To put it in a nut shell, the OTC derivatives market plays a significant role in maintaining a well-oiled financial services world. Over-regulation without understanding the true nature of the market kills the industry and reduces liquidity from the financial services market as a whole. The very nature of customization associated with loan tenures, currency positions etc is what makes the market so difficult to be managed through a pure exchange-driven mechanism. This is the very reason for large delays between trade execution and settlement, and hence accumulation of settlement risk. A regulatory push towards enhanced disclosure and reporting, and hence supervisory review of systemic risk, is a good idea - but draconian rules related to reporting or margining will add disproportionate costs and hence eventually strangles the industry.

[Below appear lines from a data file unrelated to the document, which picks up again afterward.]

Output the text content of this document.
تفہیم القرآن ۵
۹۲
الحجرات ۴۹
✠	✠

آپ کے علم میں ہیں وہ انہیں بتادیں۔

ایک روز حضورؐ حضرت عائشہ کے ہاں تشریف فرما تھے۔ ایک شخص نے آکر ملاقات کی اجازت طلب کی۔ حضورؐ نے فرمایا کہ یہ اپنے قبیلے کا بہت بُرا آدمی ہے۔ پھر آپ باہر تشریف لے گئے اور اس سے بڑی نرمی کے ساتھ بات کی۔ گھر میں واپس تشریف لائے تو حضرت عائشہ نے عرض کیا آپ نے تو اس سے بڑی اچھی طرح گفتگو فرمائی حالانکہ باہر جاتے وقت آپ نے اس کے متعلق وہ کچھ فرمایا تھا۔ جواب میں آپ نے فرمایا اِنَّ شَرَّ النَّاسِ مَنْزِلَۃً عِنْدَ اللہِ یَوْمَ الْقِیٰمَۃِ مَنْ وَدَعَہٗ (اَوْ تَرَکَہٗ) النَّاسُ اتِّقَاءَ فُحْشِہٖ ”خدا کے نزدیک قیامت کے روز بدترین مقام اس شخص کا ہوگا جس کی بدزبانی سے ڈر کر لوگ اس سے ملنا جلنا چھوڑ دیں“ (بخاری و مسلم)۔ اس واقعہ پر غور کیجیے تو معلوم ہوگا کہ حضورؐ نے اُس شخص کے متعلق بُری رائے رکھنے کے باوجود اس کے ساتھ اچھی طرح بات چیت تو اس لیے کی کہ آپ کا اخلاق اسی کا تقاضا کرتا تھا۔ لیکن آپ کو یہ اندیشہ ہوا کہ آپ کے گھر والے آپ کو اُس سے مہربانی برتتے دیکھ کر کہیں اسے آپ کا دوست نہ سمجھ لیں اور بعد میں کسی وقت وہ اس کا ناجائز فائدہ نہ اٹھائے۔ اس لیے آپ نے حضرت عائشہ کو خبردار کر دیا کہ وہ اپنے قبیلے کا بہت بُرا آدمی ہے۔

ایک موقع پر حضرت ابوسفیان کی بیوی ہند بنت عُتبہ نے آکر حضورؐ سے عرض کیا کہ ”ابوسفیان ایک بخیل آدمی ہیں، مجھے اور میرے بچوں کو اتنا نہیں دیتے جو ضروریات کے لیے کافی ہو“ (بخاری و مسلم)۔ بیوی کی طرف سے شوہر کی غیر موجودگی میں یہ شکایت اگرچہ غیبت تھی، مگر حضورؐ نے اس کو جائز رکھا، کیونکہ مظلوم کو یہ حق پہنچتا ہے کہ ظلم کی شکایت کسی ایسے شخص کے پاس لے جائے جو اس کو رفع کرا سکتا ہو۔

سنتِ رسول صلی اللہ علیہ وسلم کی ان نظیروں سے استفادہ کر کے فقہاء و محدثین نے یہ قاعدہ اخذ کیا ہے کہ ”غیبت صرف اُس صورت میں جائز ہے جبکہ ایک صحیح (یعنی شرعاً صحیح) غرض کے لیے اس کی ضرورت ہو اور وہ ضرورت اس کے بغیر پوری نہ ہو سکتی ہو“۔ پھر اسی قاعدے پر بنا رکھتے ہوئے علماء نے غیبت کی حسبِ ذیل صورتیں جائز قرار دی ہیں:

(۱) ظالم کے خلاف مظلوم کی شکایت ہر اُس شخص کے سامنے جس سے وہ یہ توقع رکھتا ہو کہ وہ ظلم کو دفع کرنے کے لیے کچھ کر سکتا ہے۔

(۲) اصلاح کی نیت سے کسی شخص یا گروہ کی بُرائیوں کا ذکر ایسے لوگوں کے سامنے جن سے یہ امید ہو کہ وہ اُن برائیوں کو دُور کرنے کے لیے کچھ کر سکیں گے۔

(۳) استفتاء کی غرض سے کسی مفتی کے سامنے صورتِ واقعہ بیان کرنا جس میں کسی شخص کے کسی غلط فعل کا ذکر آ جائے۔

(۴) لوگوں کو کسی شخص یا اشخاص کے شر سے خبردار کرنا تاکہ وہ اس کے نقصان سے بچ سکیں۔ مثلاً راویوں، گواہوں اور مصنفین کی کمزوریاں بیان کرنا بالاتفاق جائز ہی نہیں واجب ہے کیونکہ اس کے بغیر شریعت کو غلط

Having said this, the directive towards moving a larger portion of the OTC Derivatives volume to central clearing houses is laudable. This is as much a solution to industry woes as for regulators' woes - the positive industry response to DTCC's Trade Information Warehouse a few years back & success of other service providers like Markit and TriOptima clearly shows that there is proven business value attached to central parties which can facilitate information exchange and drive information accuracy. However, a few points need to be noted:
  • Centralized clearing houses do create systematic risk due to aggregation of risk to a single counterparty. So, unless strict norms around capitalization of these clearing houses is part of the mandate, the move could be counter-productive in the longer term.
  • What is more important than centralized information is how regulators and industry uses this information. Unless there is a good mechanism to roll up exposures across related parties and highlight areas of risk concentration, along with a clear mechanism of regualting the same by supervisory oversight, the central clearing house solution doesn't provide any real relief. For example, several large US firms had exposures to multiple Lehman entities (collateral pledged with Lehman US and Lehman UK separately for example) and since analysis of rolled-up exposures to Lehman group as a whole was not done or acted upon, realization of the overall exposure happenned only post-event.
  • Margining requirements have to be as tight on non-financial firms as on financial services firms. I do not personally agree with the opinion that stricter margining requirements dilutes business value for firms using it as a true hedge. I agree that it does entail added costs to doing business, but if the regulation is lax towards non-financial firms in this area, it leaves a big loop hole. Nothing stops rogue financial arms of oil companies or any others from creating Enron-like situations due to unregulated open exposures in derivative positions.

To summarize, we do need fresh regulations on facilitating centralized counterparty driven clearing, enhanced reporting and stricter margin requirements; however, regulators need to work closely with industry leaders and industry SROs to ensure that we create an environment for controlled growth and not lead to total market constriction. On the same note, we have to be careful on diluting rules for select areas of the market - since loop holes almost always are exploited by smart players in the market!